173/656 - Candied peel

I have a love/hate relationship with lemons. 

I love everything about the way lemons taste. I love their versatility and of course I love the ridiculous amount of ways in which lemons can enhance a dish. What I don't like about lemons is that I often have them given to me in large quantities and, whilst I do use a good number of them, the last handful always seem to go off and I am left pulling dusty green balls from the bottom of my crisper. Never a pleasant experience. 

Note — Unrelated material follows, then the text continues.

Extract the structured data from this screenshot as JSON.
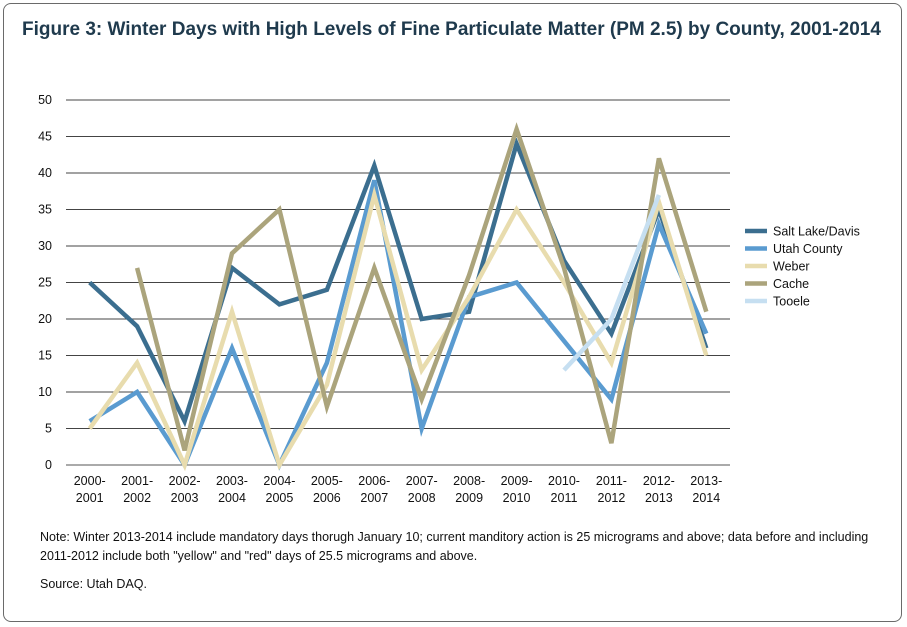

My gorgeous friend Emily, who has an enormous lemon tree of which I am extremely envious, bestowed upon me a bulging bag of fruit and I made a vow to put every last lemon to good use. So last weekend I propped myself at the bench and juiced, zested and candied until I was spent. I now have a freezer stuffed with frozen blocks of juice and pre-grated zest and am feeling mighty organised and ever so pleased that no lemon was wasted in the process. 

The candied lemons were on the stove at the same time as my lovely gumbo, and so being slightly distracted and a bit dizzy due to hunger (see previous post) I think I took them off the heat a bit too soon.  After a day or two on the rack they had dried nicely but were nowhere near as sweet as I had hoped. Luckily I had kept the lemony sugar syrup they were cooked in (it was great on pancakes too!) and used it to give my rind a lovely, sugary second dip. 

A few days in the dehydrator later and my candied rind is finally dried, very sweet and ready to be baked inside something amazing.